- Directed by: Arup Manna
- Produced by: Nabamika Barthakur
- Starring: Aideu Handique, Chandana Sarmah Nabamika Borthakur Sopunti Bordoloi
- Cinematography: Arup Manaa
- Music by: Manash Hazarika
- Production companies: Trinayon Media Foundation, Nagaon
- Release date: 8 February 2007;
- Running time: 81 Minutes
- Country: India
- Language: Assamese

= Aideu =

Aideu (Behind the Screen) is an Assamese film produced by the Nagaon-based organization Trinayan Media Foundation and directed by Arup Manna.

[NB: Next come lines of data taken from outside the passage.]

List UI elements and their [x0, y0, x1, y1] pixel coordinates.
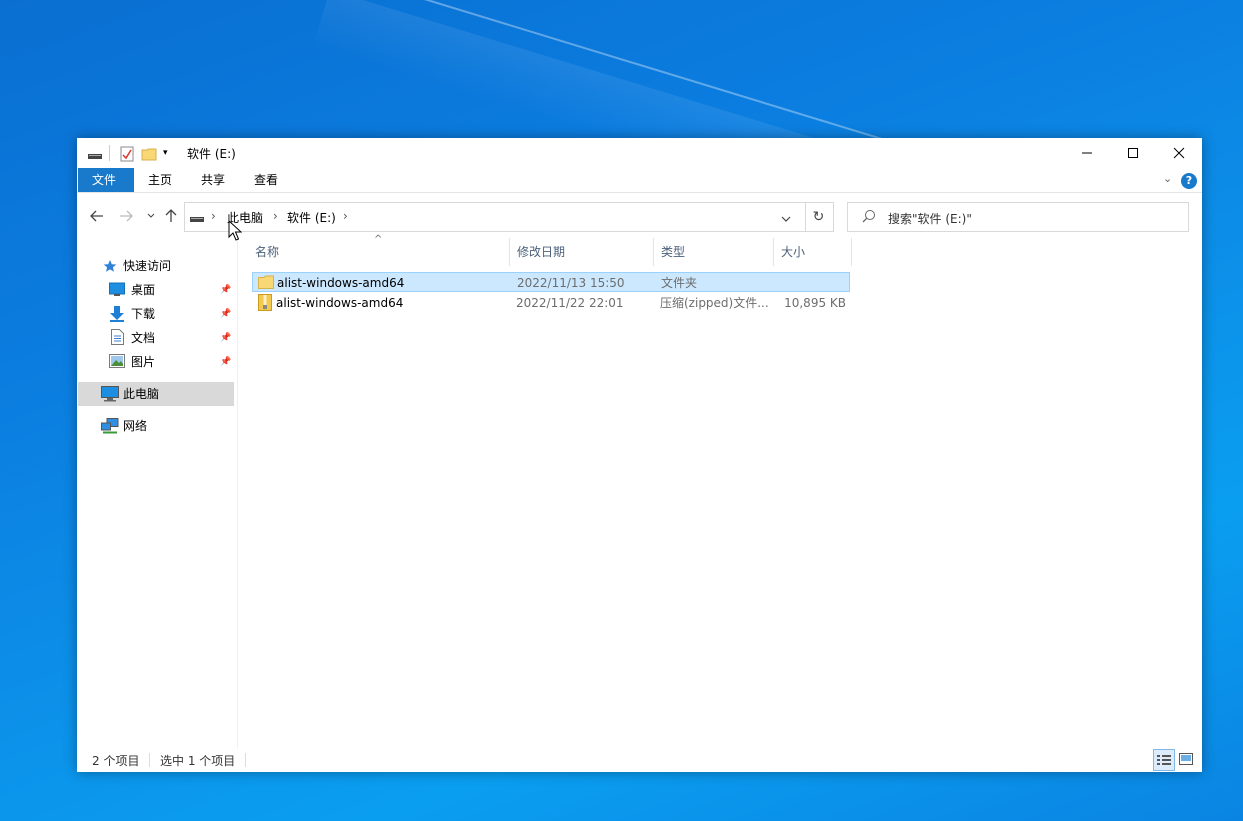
sidebar-item-downloads[interactable]: 下载 📌 [109, 303, 235, 325]
folder-icon [258, 275, 274, 289]
document-icon [111, 329, 124, 345]
forward-arrow-icon [120, 210, 133, 222]
sidebar-item-desktop[interactable]: 桌面 📌 [109, 279, 235, 301]
download-arrow-icon [110, 306, 124, 322]
drive-icon [189, 209, 205, 228]
sidebar-item-label: 文档 [131, 331, 156, 345]
zip-file-icon [258, 294, 272, 311]
up-button[interactable] [161, 206, 181, 226]
close-icon [1173, 147, 1185, 159]
picture-icon [109, 354, 125, 368]
status-separator [245, 753, 246, 767]
table-row[interactable]: alist-windows-amd64 2022/11/13 15:50 文件夹 [252, 272, 850, 292]
drive-icon [87, 146, 103, 162]
up-arrow-icon [165, 209, 177, 222]
forward-button[interactable] [116, 206, 136, 226]
file-name: alist-windows-amd64 [277, 276, 405, 290]
tab-view[interactable]: 查看 [240, 168, 292, 192]
search-placeholder: 搜索"软件 (E:)" [888, 212, 972, 226]
minimize-icon [1082, 152, 1092, 154]
chevron-down-icon [781, 216, 791, 222]
search-box[interactable]: 搜索"软件 (E:)" [847, 202, 1189, 232]
sidebar-item-label: 网络 [123, 419, 148, 433]
tab-home[interactable]: 主页 [134, 168, 186, 192]
sidebar-item-label: 图片 [131, 355, 156, 369]
properties-icon[interactable] [119, 146, 135, 162]
sidebar-item-label: 快速访问 [123, 259, 172, 273]
computer-icon [101, 386, 119, 402]
sidebar-item-label: 桌面 [131, 283, 156, 297]
address-history-dropdown[interactable] [781, 212, 791, 226]
new-folder-icon[interactable] [141, 146, 157, 162]
sidebar-item-label: 下载 [131, 307, 156, 321]
sidebar-item-documents[interactable]: 文档 📌 [109, 327, 235, 349]
recent-locations-button[interactable] [141, 206, 161, 226]
minimize-button[interactable] [1064, 138, 1110, 168]
back-arrow-icon [90, 210, 103, 222]
breadcrumb-chevron-icon[interactable]: › [273, 209, 278, 223]
item-count: 2 个项目 [92, 754, 140, 768]
mouse-pointer-icon [228, 220, 242, 241]
file-type: 文件夹 [661, 276, 698, 290]
refresh-icon: ↻ [812, 209, 825, 225]
file-type: 压缩(zipped)文件... [660, 296, 769, 310]
close-button[interactable] [1156, 138, 1202, 168]
navigation-bar: › 此电脑 › 软件 (E:) › ↻ 搜索"软件 (E:)" [77, 200, 1202, 232]
pin-icon[interactable]: 📌 [220, 279, 231, 301]
customize-toolbar-icon[interactable]: ▾ [163, 148, 168, 164]
file-date: 2022/11/13 15:50 [517, 276, 625, 290]
pin-icon[interactable]: 📌 [220, 351, 231, 373]
title-bar: ▾ 软件 (E:) [77, 138, 1202, 168]
maximize-button[interactable] [1110, 138, 1156, 168]
breadcrumb-chevron-icon[interactable]: › [211, 209, 216, 223]
large-icons-view-button[interactable] [1176, 749, 1196, 769]
status-bar: 2 个项目 选中 1 个项目 [77, 746, 1202, 772]
search-icon [862, 209, 876, 226]
file-explorer-window: ▾ 软件 (E:) 文件 主页 共享 查看 ⌄ ? › 此电脑 › 软件 (E:… [77, 138, 1202, 772]
table-row[interactable]: alist-windows-amd64 2022/11/22 22:01 压缩(… [252, 293, 850, 313]
desktop-icon [109, 282, 125, 296]
help-icon[interactable]: ? [1181, 173, 1197, 189]
file-date: 2022/11/22 22:01 [516, 296, 624, 310]
sidebar-item-label: 此电脑 [123, 387, 160, 401]
column-header-type[interactable]: 类型 [653, 238, 774, 266]
details-view-icon [1157, 755, 1171, 765]
chevron-down-icon [147, 213, 155, 218]
refresh-button[interactable]: ↻ [804, 202, 834, 232]
pin-icon[interactable]: 📌 [220, 303, 231, 325]
file-name: alist-windows-amd64 [276, 296, 404, 310]
title-separator [109, 145, 110, 161]
expand-ribbon-icon[interactable]: ⌄ [1163, 172, 1172, 185]
column-header-date[interactable]: 修改日期 [509, 238, 654, 266]
column-header-size[interactable]: 大小 [773, 238, 852, 266]
breadcrumb-drive-e[interactable]: 软件 (E:) [287, 209, 336, 226]
pin-icon[interactable]: 📌 [220, 327, 231, 349]
sidebar-item-pictures[interactable]: 图片 📌 [109, 351, 235, 373]
breadcrumb-chevron-icon[interactable]: › [343, 209, 348, 223]
back-button[interactable] [87, 206, 107, 226]
selected-count: 选中 1 个项目 [160, 754, 236, 768]
star-icon [103, 260, 117, 272]
details-view-button[interactable] [1153, 749, 1175, 771]
network-icon [101, 418, 119, 434]
tab-file[interactable]: 文件 [78, 168, 134, 192]
column-header-row: ^ 名称 修改日期 类型 大小 [247, 234, 852, 266]
address-bar[interactable]: › 此电脑 › 软件 (E:) › [184, 202, 806, 232]
status-separator [149, 753, 150, 767]
tab-share[interactable]: 共享 [187, 168, 239, 192]
large-icons-view-icon [1179, 753, 1193, 765]
column-header-name[interactable]: 名称 [247, 238, 510, 266]
maximize-icon [1128, 148, 1138, 158]
window-title: 软件 (E:) [187, 147, 236, 161]
navigation-pane: 快速访问 桌面 📌 下载 📌 文档 📌 图片 📌 此电脑 网络 [77, 236, 238, 748]
ribbon-tabs: 文件 主页 共享 查看 ⌄ ? [77, 168, 1202, 193]
file-size: 10,895 KB [784, 296, 846, 310]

It was released at the Mumbai International Film Festival on 8 February 2007 and screened at the Pune International Film Festival, Delhi Habitat Film Fest and the 25th Munich International Film Festival. The film was shot in 16 mm format with a modest budget of Rs 1,600,000.

==Plot==
The film concerns the tragic life and times of the first actress in Assamese cinema, Aideu Handique. Handique made her debut in the 1935 film Joymoti. She died in 2002.

==Cast==
- Chandana Sarmah as Aideu Handique
- Prasanta Kumara Das as Jyotiprasad Agarwala
- Nabamika Borthakur as Aideu's mother
- Sopunti Bordoloi as Dimbo Gohain
- Pithuraj Goswami as Keshab, younger brother of Aideu

==Awards==
Aideu was nominated for and would go on to receive Best Feature Film in Assamese at the 54th National Film Awards in India.